Les premières heures au service des urgences

Les premières heures qui suivent un AVC sont souvent très inquiétantes et agitées. L’équipe de soins de santé doit en effet déterminer rapidement quel est le type d’AVC que vous avez subi, ce qui lui permet de prendre des mesures pour protéger vos cellules cérébrales contre d’autres dommages.

Le traitement dans les toutes premières heures après un AVC vise trois objectifs :

  • Stabiliser votre état en prenant en charge la respiration, la fonction cardiaque, la pression artérielle, les saignements, la déglutition et d’autres symptômes.
  • Poser un diagnostic. Vous subirez probablement un examen en imagerie médicale peu après votre arrivée à l’hôpital. Cet examen, qui consiste habituellement en une tomodensitométrie cérébrale (méthode d’examen par imagerie médicale), aide à déterminer le type d’AVC subi (caillot de sang ou rupture d’une artère). La tomodensitométrie permet également aux médecins de localiser l’AVC. Les résultats de l’examen guident votre équipe de soins dans le choix du traitement le mieux adapté à vos besoins. Des tests sanguins feront parfois partie de votre évaluation.
  • Mettre en œuvre un traitement précoce. Le type de traitement dépend du type d’AVC. Dans l’idéal, le traitement est offert en milieu hospitalier, dans une unité spécialisée en soins de l’AVC.

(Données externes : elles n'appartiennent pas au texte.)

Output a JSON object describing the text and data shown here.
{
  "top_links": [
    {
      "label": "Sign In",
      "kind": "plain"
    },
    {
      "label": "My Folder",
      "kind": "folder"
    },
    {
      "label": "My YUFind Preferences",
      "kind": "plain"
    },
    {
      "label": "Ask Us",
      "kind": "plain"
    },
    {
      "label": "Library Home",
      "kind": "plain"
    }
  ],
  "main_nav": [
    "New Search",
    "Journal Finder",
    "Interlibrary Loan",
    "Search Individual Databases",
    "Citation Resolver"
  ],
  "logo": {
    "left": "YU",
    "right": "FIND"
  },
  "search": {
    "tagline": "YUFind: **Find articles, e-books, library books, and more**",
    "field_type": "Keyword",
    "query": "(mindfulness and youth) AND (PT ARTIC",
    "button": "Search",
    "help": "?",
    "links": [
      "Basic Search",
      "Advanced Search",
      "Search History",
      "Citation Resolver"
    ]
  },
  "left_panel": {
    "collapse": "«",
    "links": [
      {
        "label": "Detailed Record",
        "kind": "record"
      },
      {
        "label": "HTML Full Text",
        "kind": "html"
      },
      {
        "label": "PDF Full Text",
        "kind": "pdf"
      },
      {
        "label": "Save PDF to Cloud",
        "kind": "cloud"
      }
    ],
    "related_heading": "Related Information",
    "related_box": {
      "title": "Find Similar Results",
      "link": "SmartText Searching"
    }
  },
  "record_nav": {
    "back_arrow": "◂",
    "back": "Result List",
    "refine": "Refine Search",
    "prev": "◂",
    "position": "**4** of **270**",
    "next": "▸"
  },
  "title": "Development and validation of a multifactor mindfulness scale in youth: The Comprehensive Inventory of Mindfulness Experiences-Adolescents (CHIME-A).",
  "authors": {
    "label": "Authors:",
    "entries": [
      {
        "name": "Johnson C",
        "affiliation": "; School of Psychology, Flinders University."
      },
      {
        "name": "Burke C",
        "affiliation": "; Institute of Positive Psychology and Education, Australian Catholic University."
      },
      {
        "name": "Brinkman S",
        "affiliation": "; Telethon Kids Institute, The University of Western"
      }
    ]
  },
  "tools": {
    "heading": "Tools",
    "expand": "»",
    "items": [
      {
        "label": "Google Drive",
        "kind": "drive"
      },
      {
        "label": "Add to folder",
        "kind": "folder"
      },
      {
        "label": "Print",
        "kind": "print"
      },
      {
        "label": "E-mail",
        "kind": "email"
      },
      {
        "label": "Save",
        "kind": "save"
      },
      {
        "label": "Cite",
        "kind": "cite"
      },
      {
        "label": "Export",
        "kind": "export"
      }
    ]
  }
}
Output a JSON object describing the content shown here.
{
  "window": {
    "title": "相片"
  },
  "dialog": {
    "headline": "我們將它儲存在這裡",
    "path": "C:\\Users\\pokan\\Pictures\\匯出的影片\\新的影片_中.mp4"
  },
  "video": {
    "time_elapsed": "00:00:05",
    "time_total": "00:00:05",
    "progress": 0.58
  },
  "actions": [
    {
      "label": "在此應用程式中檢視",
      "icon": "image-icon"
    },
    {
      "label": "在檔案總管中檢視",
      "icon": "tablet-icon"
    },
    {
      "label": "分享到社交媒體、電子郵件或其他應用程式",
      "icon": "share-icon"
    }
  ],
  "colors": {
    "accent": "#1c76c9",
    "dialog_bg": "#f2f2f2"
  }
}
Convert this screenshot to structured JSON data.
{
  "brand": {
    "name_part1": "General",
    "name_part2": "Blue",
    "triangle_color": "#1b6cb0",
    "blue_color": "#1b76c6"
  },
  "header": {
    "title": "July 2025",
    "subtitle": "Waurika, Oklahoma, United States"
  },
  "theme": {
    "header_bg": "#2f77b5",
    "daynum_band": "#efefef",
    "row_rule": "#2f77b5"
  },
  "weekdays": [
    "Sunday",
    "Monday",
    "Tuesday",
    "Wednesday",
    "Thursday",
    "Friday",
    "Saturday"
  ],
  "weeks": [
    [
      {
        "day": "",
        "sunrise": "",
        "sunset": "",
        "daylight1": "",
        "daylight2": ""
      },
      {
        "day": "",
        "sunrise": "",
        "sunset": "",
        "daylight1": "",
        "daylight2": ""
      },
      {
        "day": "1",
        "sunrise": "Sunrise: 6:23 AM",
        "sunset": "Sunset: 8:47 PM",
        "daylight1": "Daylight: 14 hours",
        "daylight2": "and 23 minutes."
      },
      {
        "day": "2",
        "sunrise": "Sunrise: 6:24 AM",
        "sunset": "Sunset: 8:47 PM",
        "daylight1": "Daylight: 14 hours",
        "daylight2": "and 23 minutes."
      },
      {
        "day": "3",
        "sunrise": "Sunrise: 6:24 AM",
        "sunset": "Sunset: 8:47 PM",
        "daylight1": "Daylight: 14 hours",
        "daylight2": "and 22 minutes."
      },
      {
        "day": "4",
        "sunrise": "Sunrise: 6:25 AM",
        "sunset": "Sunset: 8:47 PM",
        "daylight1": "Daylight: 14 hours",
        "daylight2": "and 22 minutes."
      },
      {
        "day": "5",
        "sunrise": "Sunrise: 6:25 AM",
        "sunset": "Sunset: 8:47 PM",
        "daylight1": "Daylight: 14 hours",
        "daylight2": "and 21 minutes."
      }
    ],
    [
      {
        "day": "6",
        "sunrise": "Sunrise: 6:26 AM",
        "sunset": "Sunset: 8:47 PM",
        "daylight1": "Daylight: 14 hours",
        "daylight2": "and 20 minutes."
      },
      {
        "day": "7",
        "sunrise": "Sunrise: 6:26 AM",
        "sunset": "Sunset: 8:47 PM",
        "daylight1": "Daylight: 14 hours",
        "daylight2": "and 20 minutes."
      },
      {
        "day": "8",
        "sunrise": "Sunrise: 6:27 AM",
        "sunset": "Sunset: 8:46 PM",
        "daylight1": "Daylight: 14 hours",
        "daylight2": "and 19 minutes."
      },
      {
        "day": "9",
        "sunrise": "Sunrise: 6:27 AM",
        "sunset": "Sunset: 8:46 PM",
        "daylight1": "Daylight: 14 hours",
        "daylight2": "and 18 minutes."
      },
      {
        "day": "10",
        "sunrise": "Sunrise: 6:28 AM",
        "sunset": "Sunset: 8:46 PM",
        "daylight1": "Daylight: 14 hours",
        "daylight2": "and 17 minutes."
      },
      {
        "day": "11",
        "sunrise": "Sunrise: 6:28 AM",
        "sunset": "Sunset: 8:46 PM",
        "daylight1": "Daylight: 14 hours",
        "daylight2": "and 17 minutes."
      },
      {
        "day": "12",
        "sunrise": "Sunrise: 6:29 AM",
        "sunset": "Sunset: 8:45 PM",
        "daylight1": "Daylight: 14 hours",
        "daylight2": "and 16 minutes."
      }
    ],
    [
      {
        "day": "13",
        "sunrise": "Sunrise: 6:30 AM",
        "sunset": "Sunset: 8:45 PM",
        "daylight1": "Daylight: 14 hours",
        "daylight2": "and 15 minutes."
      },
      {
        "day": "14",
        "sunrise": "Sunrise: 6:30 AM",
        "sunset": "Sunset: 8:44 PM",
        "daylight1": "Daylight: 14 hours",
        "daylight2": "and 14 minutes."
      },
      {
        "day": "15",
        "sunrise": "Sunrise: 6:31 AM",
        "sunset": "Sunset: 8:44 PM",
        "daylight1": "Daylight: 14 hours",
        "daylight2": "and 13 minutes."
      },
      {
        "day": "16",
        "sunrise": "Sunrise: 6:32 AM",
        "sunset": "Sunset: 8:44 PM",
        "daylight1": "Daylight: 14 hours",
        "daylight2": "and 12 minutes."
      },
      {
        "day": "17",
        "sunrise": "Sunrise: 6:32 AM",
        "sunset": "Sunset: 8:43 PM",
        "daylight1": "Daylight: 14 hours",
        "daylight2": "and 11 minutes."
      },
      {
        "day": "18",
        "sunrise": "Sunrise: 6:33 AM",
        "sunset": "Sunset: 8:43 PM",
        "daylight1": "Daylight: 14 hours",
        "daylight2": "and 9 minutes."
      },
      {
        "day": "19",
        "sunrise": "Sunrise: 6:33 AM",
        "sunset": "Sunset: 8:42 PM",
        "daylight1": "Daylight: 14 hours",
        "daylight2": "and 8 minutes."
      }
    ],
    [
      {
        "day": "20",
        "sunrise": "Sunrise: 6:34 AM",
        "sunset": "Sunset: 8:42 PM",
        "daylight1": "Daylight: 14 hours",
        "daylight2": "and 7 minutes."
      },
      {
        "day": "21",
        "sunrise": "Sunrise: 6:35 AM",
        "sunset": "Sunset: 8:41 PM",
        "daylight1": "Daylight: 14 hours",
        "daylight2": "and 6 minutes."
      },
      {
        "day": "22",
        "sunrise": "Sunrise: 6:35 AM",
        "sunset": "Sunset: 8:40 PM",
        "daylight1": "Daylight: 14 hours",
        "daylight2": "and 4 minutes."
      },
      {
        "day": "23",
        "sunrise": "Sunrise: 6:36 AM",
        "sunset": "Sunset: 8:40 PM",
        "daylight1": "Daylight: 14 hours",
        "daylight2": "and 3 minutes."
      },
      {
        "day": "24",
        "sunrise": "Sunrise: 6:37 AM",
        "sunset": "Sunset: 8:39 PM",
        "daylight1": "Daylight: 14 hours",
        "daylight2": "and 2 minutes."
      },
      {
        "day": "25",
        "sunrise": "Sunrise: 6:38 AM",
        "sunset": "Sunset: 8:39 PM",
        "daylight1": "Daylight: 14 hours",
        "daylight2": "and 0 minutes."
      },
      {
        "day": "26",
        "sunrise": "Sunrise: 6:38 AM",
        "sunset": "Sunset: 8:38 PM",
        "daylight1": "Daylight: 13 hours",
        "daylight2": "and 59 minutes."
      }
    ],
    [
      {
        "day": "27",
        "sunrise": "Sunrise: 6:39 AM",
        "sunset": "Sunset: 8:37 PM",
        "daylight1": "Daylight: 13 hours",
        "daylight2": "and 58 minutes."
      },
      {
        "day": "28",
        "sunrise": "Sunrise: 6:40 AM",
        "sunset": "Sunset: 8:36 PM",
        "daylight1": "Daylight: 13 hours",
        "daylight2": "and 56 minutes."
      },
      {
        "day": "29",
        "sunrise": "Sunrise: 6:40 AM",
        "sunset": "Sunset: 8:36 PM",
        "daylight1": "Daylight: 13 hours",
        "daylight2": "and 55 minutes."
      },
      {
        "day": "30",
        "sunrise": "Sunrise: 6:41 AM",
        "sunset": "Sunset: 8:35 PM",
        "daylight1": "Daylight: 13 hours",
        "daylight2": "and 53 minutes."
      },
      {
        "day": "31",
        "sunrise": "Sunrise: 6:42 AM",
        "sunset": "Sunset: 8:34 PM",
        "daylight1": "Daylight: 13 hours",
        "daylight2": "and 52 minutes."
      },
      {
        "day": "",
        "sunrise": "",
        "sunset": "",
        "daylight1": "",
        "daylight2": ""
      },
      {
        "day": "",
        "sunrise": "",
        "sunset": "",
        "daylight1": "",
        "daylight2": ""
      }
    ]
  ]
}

Traiter précocement l’AVC ischémique (caillot de sang)

Si c’est un caillot de sang qui a causé l’AVC, les médecins doivent déterminer dans quelle mesure l’utilisation d’un médicament appelé t-PA (activateur tissulaire du plasminogène, également connu sous le nom d’Activase®) pourrait améliorer votre état. Le médicament aide en effet à déboucher l’artère obstruée chez certaines personnes qui ont subi un AVC ischémique. Il doit être administré le plus rapidement possible, dans les quatre heures et demie qui suivent l’apparition des premiers symptômes. Le médicament réduit la gravité de l’AVC dans certains cas et peut aussi faire disparaître certains de ses effets. Le t-PA ne convient cependant pas à tous les patients qui ont subi un AVC ischémique.

L’équipe de soins de santé surveille le patient de très près pendant toute la première journée suivant la prise du médicament. Pour s’assurer de l’efficacité du t-PA, une deuxième tomodensitométrie cérébrale est effectuée un ou deux jours plus tard.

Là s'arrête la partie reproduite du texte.